Rose’s mother enters her teenage daughter into a beauty contest run by her dad’s boss. Rose’s dad takes her, and doesn’t even flinch when his boss (who runs a car dealership) refers to her like this:
“She has the chassis. That’s for sure, Charles,” he said, drinking me in from head to foot, pausing over my breasts and my waist as if he was measuring me for a dress. “Nice bumpers and great chrome,” he added and quickly laughed. “You’re a beautiful girl, Rose. No wonder your father’s proud of you.”

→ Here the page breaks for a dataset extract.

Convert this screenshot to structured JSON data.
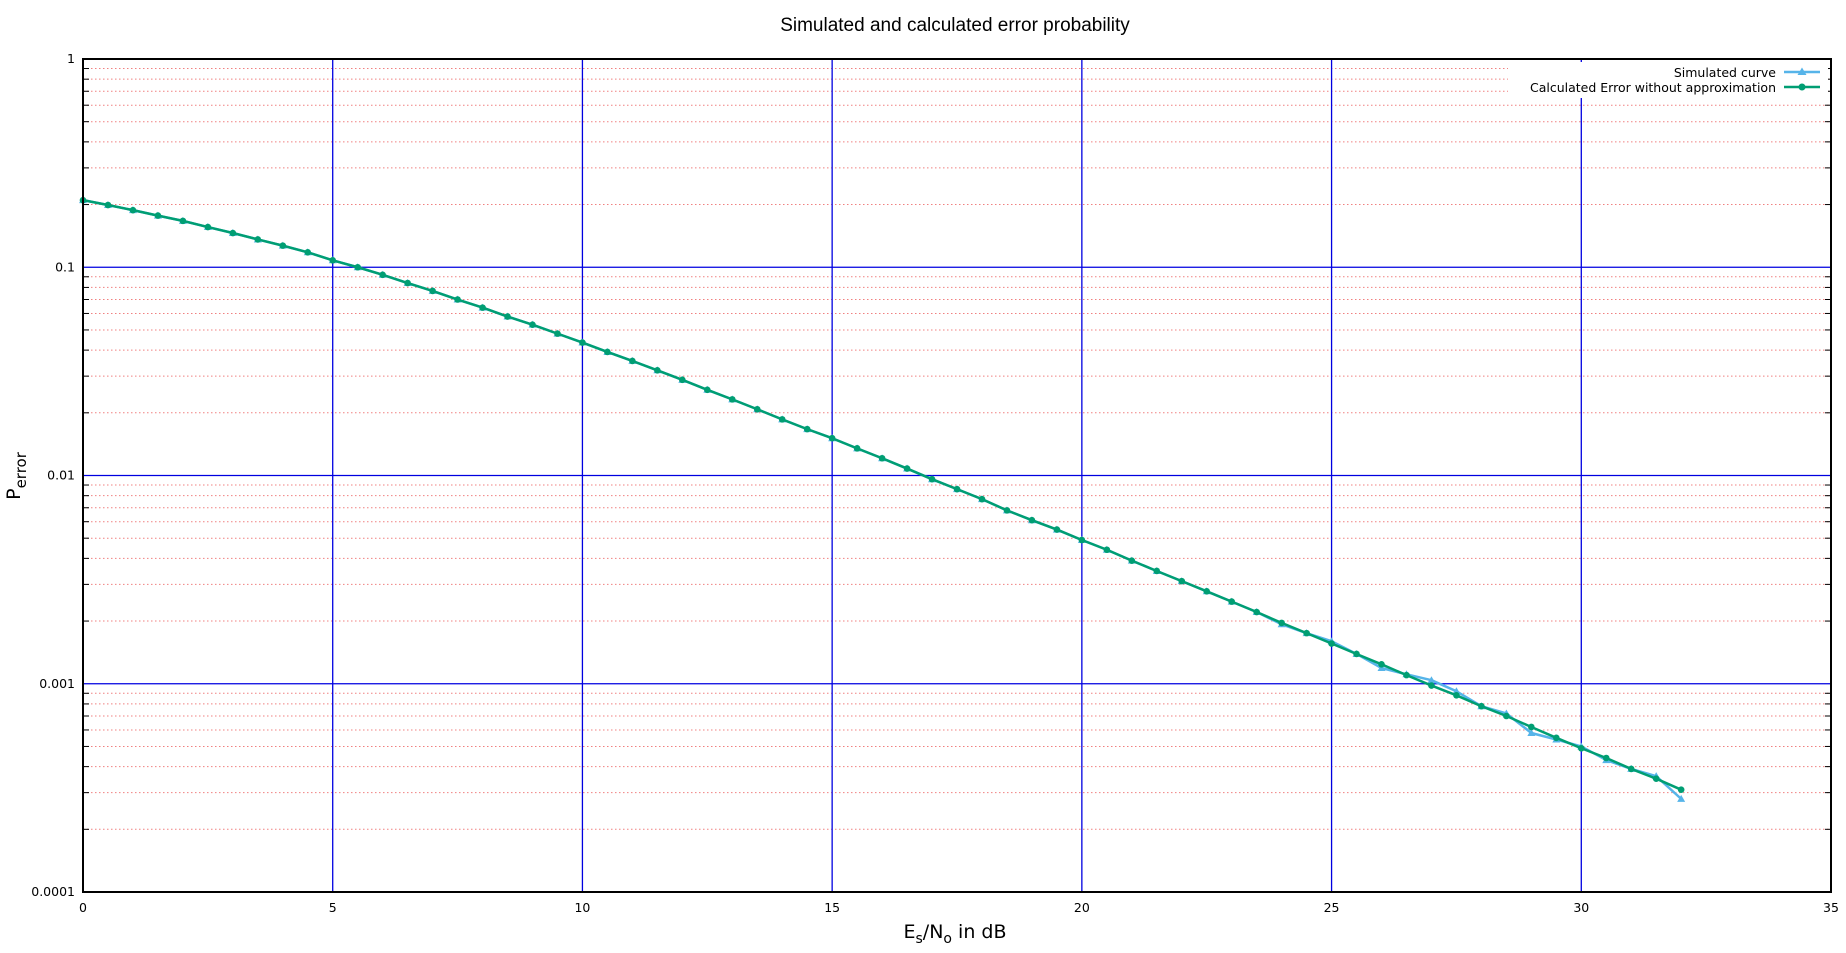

Rose doesn’t win the beauty contest, but she’s so damn beautiful that people refer to her as the winner anyway. It’s a disgusting passage meant to read that way, but it does frustrate me how blatant the sexual harassment is in V.C. Andrews books. The men never get reprimanded for for their behavior, ESPECIALLY by all the weak-ass mom characters.
Some Really Bad Writing
My favourite thing about this book is the really dated references to technology. This book was published in 2001, right when the culture was changing, so I can assume that Neiderman is really writing from experience when he penned this rant from Charlotte about Evan’s obsession with his computer:
“The only thing that gets him excited is shopping at one of those electronics stores, and he doesn’t to that very much anymore either, because he’s able to do it all over the computer. Sometimes, I think he is turning into a computer.”

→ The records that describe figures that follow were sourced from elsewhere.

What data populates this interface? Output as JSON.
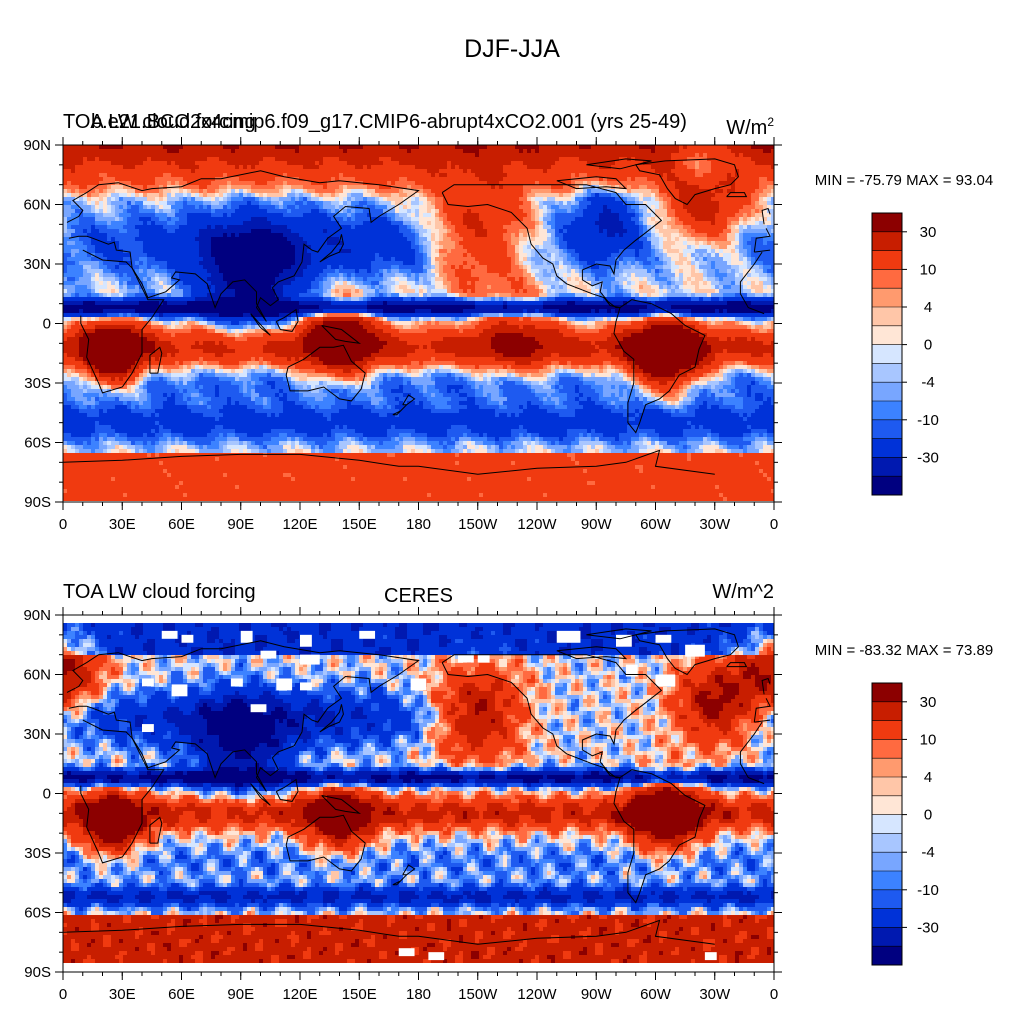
{
  "main_title": "DJF-JJA",
  "colors": {
    "levels": [
      "#000080",
      "#0019b0",
      "#0032d8",
      "#1e5af0",
      "#3c82ff",
      "#78a6ff",
      "#a8c6ff",
      "#d6e6ff",
      "#ffe6d6",
      "#ffc6a8",
      "#ff9a6e",
      "#ff6a40",
      "#f03a10",
      "#c81e00",
      "#8c0000"
    ],
    "land_line": "#000000"
  },
  "chart_data": [
    {
      "type": "heatmap",
      "panel": "model",
      "title_left": "TOA LW cloud forcing",
      "title_left_overlap": "b.e21.BCO2x4cmip6.f09_g17.CMIP6-abrupt4xCO2.001 (yrs 25-49)",
      "title_center": "",
      "units_label": "W/m",
      "units_sup": "2",
      "stats": "MIN = -75.79 MAX =  93.04",
      "min": -75.79,
      "max": 93.04,
      "xlabel": "",
      "ylabel": "",
      "x_ticks": [
        "0",
        "30E",
        "60E",
        "90E",
        "120E",
        "150E",
        "180",
        "150W",
        "120W",
        "90W",
        "60W",
        "30W",
        "0"
      ],
      "y_ticks": [
        "90N",
        "60N",
        "30N",
        "0",
        "30S",
        "60S",
        "90S"
      ],
      "colorbar_labels": [
        "30",
        "10",
        "4",
        "0",
        "-4",
        "-10",
        "-30"
      ],
      "colorbar_label_levels": [
        30,
        10,
        4,
        0,
        -4,
        -10,
        -30
      ]
    },
    {
      "type": "heatmap",
      "panel": "obs",
      "title_left": "TOA LW cloud forcing",
      "title_left_overlap": "",
      "title_center": "CERES",
      "units_label": "W/m^2",
      "units_sup": "",
      "stats": "MIN = -83.32 MAX =  73.89",
      "min": -83.32,
      "max": 73.89,
      "xlabel": "",
      "ylabel": "",
      "x_ticks": [
        "0",
        "30E",
        "60E",
        "90E",
        "120E",
        "150E",
        "180",
        "150W",
        "120W",
        "90W",
        "60W",
        "30W",
        "0"
      ],
      "y_ticks": [
        "90N",
        "60N",
        "30N",
        "0",
        "30S",
        "60S",
        "90S"
      ],
      "colorbar_labels": [
        "30",
        "10",
        "4",
        "0",
        "-4",
        "-10",
        "-30"
      ],
      "colorbar_label_levels": [
        30,
        10,
        4,
        0,
        -4,
        -10,
        -30
      ]
    }
  ]
}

Evan’s disability is obviously utilized for pity-points. His self-deprecation doesn’t read authentic in that he’s always referring to himself as a “cripple” and or a “tragic accident”. He even runs a chatroom called “Invalids Anonymous”. I’m pretty sure that “invalid” was a dated term in 2001. I think “handicapped” was the term used then, so great job at showing your age, Neiderman.
Anyway, here’s Rose trying her best to “help” Evan with some condescending sap that pretty much invalidates his struggle as a person with a disability.

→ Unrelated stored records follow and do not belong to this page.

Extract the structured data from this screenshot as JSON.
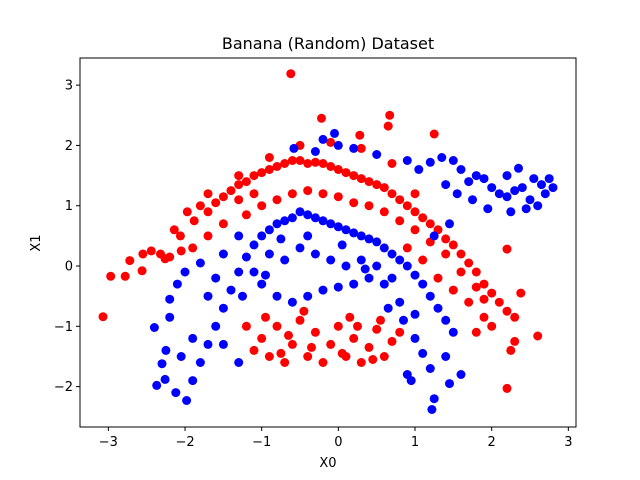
{
  "chart_data": {
    "type": "scatter",
    "title": "Banana (Random) Dataset",
    "xlabel": "X0",
    "ylabel": "X1",
    "xlim": [
      -3.37,
      3.1
    ],
    "ylim": [
      -2.67,
      3.45
    ],
    "xticks": [
      -3,
      -2,
      -1,
      0,
      1,
      2,
      3
    ],
    "yticks": [
      -2,
      -1,
      0,
      1,
      2,
      3
    ],
    "grid": false,
    "legend": "none",
    "series": [
      {
        "color": "#ff0000",
        "description": "red class",
        "points": [
          [
            -0.62,
            3.19
          ],
          [
            0.67,
            2.5
          ],
          [
            -0.22,
            2.45
          ],
          [
            1.25,
            2.19
          ],
          [
            0.65,
            2.32
          ],
          [
            0.28,
            2.17
          ],
          [
            -3.07,
            -0.84
          ],
          [
            -2.97,
            -0.17
          ],
          [
            -2.78,
            -0.17
          ],
          [
            -2.72,
            0.09
          ],
          [
            -2.56,
            -0.08
          ],
          [
            -2.55,
            0.2
          ],
          [
            -2.44,
            0.25
          ],
          [
            -2.32,
            0.2
          ],
          [
            -2.26,
            0.12
          ],
          [
            -2.2,
            0.15
          ],
          [
            -2.14,
            0.6
          ],
          [
            -2.06,
            0.5
          ],
          [
            -2.05,
            0.25
          ],
          [
            -1.97,
            0.9
          ],
          [
            -1.88,
            0.75
          ],
          [
            -1.8,
            1.0
          ],
          [
            -1.7,
            0.9
          ],
          [
            -1.6,
            1.05
          ],
          [
            -1.5,
            1.15
          ],
          [
            -1.4,
            1.25
          ],
          [
            -1.3,
            1.35
          ],
          [
            -1.2,
            1.4
          ],
          [
            -1.1,
            1.5
          ],
          [
            -1.0,
            1.55
          ],
          [
            -0.9,
            1.6
          ],
          [
            -0.8,
            1.65
          ],
          [
            -0.7,
            1.7
          ],
          [
            -0.6,
            1.75
          ],
          [
            -0.5,
            1.75
          ],
          [
            -0.4,
            1.7
          ],
          [
            -0.3,
            1.72
          ],
          [
            -0.2,
            1.7
          ],
          [
            -0.1,
            1.65
          ],
          [
            0.0,
            1.6
          ],
          [
            0.1,
            1.55
          ],
          [
            0.2,
            1.5
          ],
          [
            0.3,
            1.45
          ],
          [
            0.4,
            1.4
          ],
          [
            0.5,
            1.35
          ],
          [
            0.6,
            1.3
          ],
          [
            0.7,
            1.2
          ],
          [
            0.8,
            1.1
          ],
          [
            0.9,
            1.0
          ],
          [
            1.0,
            0.9
          ],
          [
            1.1,
            0.8
          ],
          [
            1.2,
            0.7
          ],
          [
            1.3,
            0.6
          ],
          [
            1.4,
            0.45
          ],
          [
            1.5,
            0.35
          ],
          [
            1.6,
            0.2
          ],
          [
            1.7,
            0.05
          ],
          [
            1.8,
            -0.1
          ],
          [
            1.9,
            -0.3
          ],
          [
            2.0,
            -0.45
          ],
          [
            2.1,
            -0.6
          ],
          [
            2.2,
            -0.75
          ],
          [
            2.3,
            -0.85
          ],
          [
            2.38,
            -0.45
          ],
          [
            2.6,
            -1.16
          ],
          [
            2.25,
            -1.4
          ],
          [
            2.2,
            -2.03
          ],
          [
            2.3,
            -1.25
          ],
          [
            2.2,
            0.28
          ],
          [
            1.9,
            -0.85
          ],
          [
            1.8,
            -1.1
          ],
          [
            2.0,
            -1.0
          ],
          [
            -1.5,
            0.7
          ],
          [
            -1.2,
            0.85
          ],
          [
            -1.0,
            1.0
          ],
          [
            -0.8,
            1.1
          ],
          [
            -0.6,
            1.2
          ],
          [
            -0.4,
            1.25
          ],
          [
            -0.2,
            1.2
          ],
          [
            0.0,
            1.15
          ],
          [
            0.2,
            1.05
          ],
          [
            0.4,
            1.0
          ],
          [
            0.6,
            0.9
          ],
          [
            0.8,
            0.75
          ],
          [
            1.0,
            0.6
          ],
          [
            1.2,
            0.4
          ],
          [
            1.4,
            0.2
          ],
          [
            1.6,
            -0.1
          ],
          [
            1.8,
            -0.35
          ],
          [
            -1.9,
            0.3
          ],
          [
            -1.7,
            0.5
          ],
          [
            -1.3,
            1.1
          ],
          [
            -1.1,
            1.2
          ],
          [
            0.9,
            0.3
          ],
          [
            1.1,
            0.1
          ],
          [
            1.3,
            -0.2
          ],
          [
            1.5,
            -0.4
          ],
          [
            1.7,
            -0.6
          ],
          [
            1.9,
            -0.55
          ],
          [
            -0.9,
            1.8
          ],
          [
            -0.5,
            2.0
          ],
          [
            -0.1,
            2.05
          ],
          [
            0.3,
            1.95
          ],
          [
            0.7,
            1.7
          ],
          [
            1.0,
            1.2
          ],
          [
            -1.3,
            1.5
          ],
          [
            -1.7,
            1.2
          ],
          [
            -1.1,
            -1.4
          ],
          [
            -1.0,
            -1.2
          ],
          [
            -0.9,
            -1.5
          ],
          [
            -0.8,
            -1.0
          ],
          [
            -0.7,
            -1.6
          ],
          [
            -0.6,
            -1.3
          ],
          [
            -0.5,
            -0.9
          ],
          [
            -0.4,
            -1.5
          ],
          [
            -0.3,
            -1.1
          ],
          [
            -0.2,
            -1.6
          ],
          [
            -0.1,
            -1.3
          ],
          [
            0.0,
            -1.0
          ],
          [
            0.1,
            -1.5
          ],
          [
            0.2,
            -1.2
          ],
          [
            0.3,
            -1.6
          ],
          [
            0.4,
            -1.35
          ],
          [
            0.5,
            -1.05
          ],
          [
            0.6,
            -1.5
          ],
          [
            0.7,
            -1.25
          ],
          [
            -1.2,
            -1.0
          ],
          [
            -0.95,
            -0.85
          ],
          [
            -0.45,
            -0.75
          ],
          [
            0.15,
            -0.85
          ],
          [
            0.55,
            -0.9
          ],
          [
            0.8,
            -1.1
          ],
          [
            -0.75,
            -1.45
          ],
          [
            -0.35,
            -1.35
          ],
          [
            0.05,
            -1.45
          ],
          [
            0.45,
            -1.55
          ],
          [
            -0.65,
            -1.15
          ],
          [
            0.25,
            -1.0
          ]
        ]
      },
      {
        "color": "#0000ff",
        "description": "blue class",
        "points": [
          [
            1.22,
            -2.38
          ],
          [
            1.25,
            -2.2
          ],
          [
            -2.12,
            -2.1
          ],
          [
            -1.98,
            -2.23
          ],
          [
            -2.37,
            -1.98
          ],
          [
            -2.26,
            -1.88
          ],
          [
            -2.3,
            -1.62
          ],
          [
            -2.25,
            -1.4
          ],
          [
            -2.4,
            -1.02
          ],
          [
            -2.2,
            -0.85
          ],
          [
            -2.2,
            -0.55
          ],
          [
            -2.1,
            -0.3
          ],
          [
            -2.0,
            -0.1
          ],
          [
            -1.9,
            -1.9
          ],
          [
            -1.8,
            -1.6
          ],
          [
            -1.7,
            -1.3
          ],
          [
            -1.6,
            -1.0
          ],
          [
            -1.5,
            -0.7
          ],
          [
            -1.4,
            -0.4
          ],
          [
            -1.3,
            -0.1
          ],
          [
            -1.2,
            0.15
          ],
          [
            -1.1,
            0.35
          ],
          [
            -1.0,
            0.5
          ],
          [
            -0.9,
            0.6
          ],
          [
            -0.8,
            0.7
          ],
          [
            -0.7,
            0.75
          ],
          [
            -0.6,
            0.8
          ],
          [
            -0.5,
            0.9
          ],
          [
            -0.4,
            0.85
          ],
          [
            -0.3,
            0.8
          ],
          [
            -0.2,
            0.75
          ],
          [
            -0.1,
            0.7
          ],
          [
            0.0,
            0.65
          ],
          [
            0.1,
            0.6
          ],
          [
            0.2,
            0.55
          ],
          [
            0.3,
            0.5
          ],
          [
            0.4,
            0.45
          ],
          [
            0.5,
            0.4
          ],
          [
            0.6,
            0.3
          ],
          [
            0.7,
            0.2
          ],
          [
            0.8,
            0.1
          ],
          [
            0.9,
            0.0
          ],
          [
            1.0,
            -0.15
          ],
          [
            1.1,
            -0.3
          ],
          [
            1.2,
            -0.5
          ],
          [
            1.3,
            -0.7
          ],
          [
            1.4,
            -0.9
          ],
          [
            1.5,
            -1.1
          ],
          [
            1.2,
            -1.7
          ],
          [
            1.1,
            -1.45
          ],
          [
            1.0,
            -1.2
          ],
          [
            1.4,
            -1.5
          ],
          [
            0.9,
            -1.8
          ],
          [
            0.95,
            -1.9
          ],
          [
            1.6,
            -1.8
          ],
          [
            1.45,
            -1.95
          ],
          [
            -1.5,
            0.2
          ],
          [
            -1.3,
            0.5
          ],
          [
            -1.0,
            -0.3
          ],
          [
            -0.8,
            -0.5
          ],
          [
            -0.6,
            -0.6
          ],
          [
            -0.4,
            -0.5
          ],
          [
            -0.2,
            -0.4
          ],
          [
            0.0,
            -0.35
          ],
          [
            0.2,
            -0.3
          ],
          [
            0.4,
            -0.2
          ],
          [
            0.6,
            -0.3
          ],
          [
            -1.7,
            -0.5
          ],
          [
            -1.5,
            -1.3
          ],
          [
            -1.3,
            -1.6
          ],
          [
            -1.9,
            -1.2
          ],
          [
            -2.05,
            -1.5
          ],
          [
            -0.5,
            0.3
          ],
          [
            -0.3,
            0.2
          ],
          [
            -0.1,
            0.1
          ],
          [
            0.1,
            0.0
          ],
          [
            0.3,
            0.1
          ],
          [
            -0.7,
            0.1
          ],
          [
            -0.9,
            0.2
          ],
          [
            -1.1,
            -0.1
          ],
          [
            0.5,
            0.0
          ],
          [
            0.7,
            -0.2
          ],
          [
            0.8,
            -0.6
          ],
          [
            1.0,
            -0.8
          ],
          [
            -0.58,
            1.95
          ],
          [
            -0.3,
            1.9
          ],
          [
            -0.2,
            2.1
          ],
          [
            -0.05,
            2.2
          ],
          [
            0.0,
            2.0
          ],
          [
            0.2,
            1.95
          ],
          [
            0.5,
            1.85
          ],
          [
            0.9,
            1.75
          ],
          [
            1.05,
            1.6
          ],
          [
            1.2,
            1.72
          ],
          [
            1.35,
            1.8
          ],
          [
            1.5,
            1.75
          ],
          [
            1.6,
            1.6
          ],
          [
            1.7,
            1.4
          ],
          [
            1.8,
            1.5
          ],
          [
            1.9,
            1.45
          ],
          [
            2.0,
            1.3
          ],
          [
            2.1,
            1.2
          ],
          [
            2.2,
            1.15
          ],
          [
            2.3,
            1.25
          ],
          [
            2.4,
            1.3
          ],
          [
            2.5,
            1.1
          ],
          [
            2.6,
            1.0
          ],
          [
            2.7,
            1.2
          ],
          [
            2.75,
            1.45
          ],
          [
            2.8,
            1.3
          ],
          [
            2.35,
            1.62
          ],
          [
            2.2,
            1.5
          ],
          [
            2.55,
            1.45
          ],
          [
            2.45,
            0.95
          ],
          [
            2.65,
            1.35
          ],
          [
            1.55,
            1.2
          ],
          [
            1.4,
            1.35
          ],
          [
            1.75,
            1.1
          ],
          [
            1.95,
            0.95
          ],
          [
            2.25,
            0.9
          ],
          [
            1.45,
            0.7
          ],
          [
            1.25,
            0.5
          ],
          [
            -0.4,
            0.5
          ],
          [
            0.05,
            0.35
          ],
          [
            0.35,
            -0.05
          ],
          [
            -0.75,
            0.45
          ],
          [
            -1.25,
            -0.5
          ],
          [
            -0.95,
            -0.15
          ],
          [
            -1.6,
            -0.2
          ],
          [
            -1.8,
            0.05
          ],
          [
            0.65,
            -0.7
          ],
          [
            0.85,
            -0.9
          ]
        ]
      }
    ]
  }
}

“I don’t think of you as a tragic accident, Evan. Look, I expect I’ll get to know you better, and maybe I won’t like you. Maybe you’re too bitter, so bitter that I won’t be able to help,” I said. “But from what I can see and what I’ve heard so far, you seem to be very intelligent. When I said I wasn’t sure I could help you as your tutor, I was thinking to myself that you’ve already taught yourself so much, you probably know more than I do even though I’m two years older than you.”
The whole “disabled character as a pity magnet” plot is pretty standard in fiction. And I know I’m ranting about a stupid retro V.C. Andrews book, but hey, part of the reason I’m doing these reviews is to address some of the problematic aspects that have bled through literature over the decades.
We need more representation of people with abilities in fiction. Luckily, we live in a wonderful day and age where people share a lot of their daily lives on YouTube, and I want to urge my fellow writers to utilize that shared experience when doing research and writing a character with a disability. One of my favourite YouTube vloggers is Anya Darlow, a UK woman who shares every aspect of her life as a T-12 complete paraplegic. Her content is so fun and eye-opening. It’s crazy all the stuff you don’t think about as an able-bodies person. Anya’s got a great sense of humour and a great sense of style too!
Fantastic Psychological Horror
There’s next to no conflict in this book. Even the sexual stuff with Evan gets pushed aside. At the end, it’s Evan and Barry who show up at Rose’s dance recital. Her mother disappears with a simple letter, but then it turns out that Grover abandoned Monica, leaving her to feel like the foolish idiot she is.
But hey, at least her character arc came full-circle, right?
My Final Rating
This feels like the worst book in the Shooting Stars series of the three I’ve read, though it’s the V.C. Andrews vibes that save it from being vaguely worse than Cinnamon. While it sticks to the V.C. Andrews formula, it’s limited length still suffocates the plot.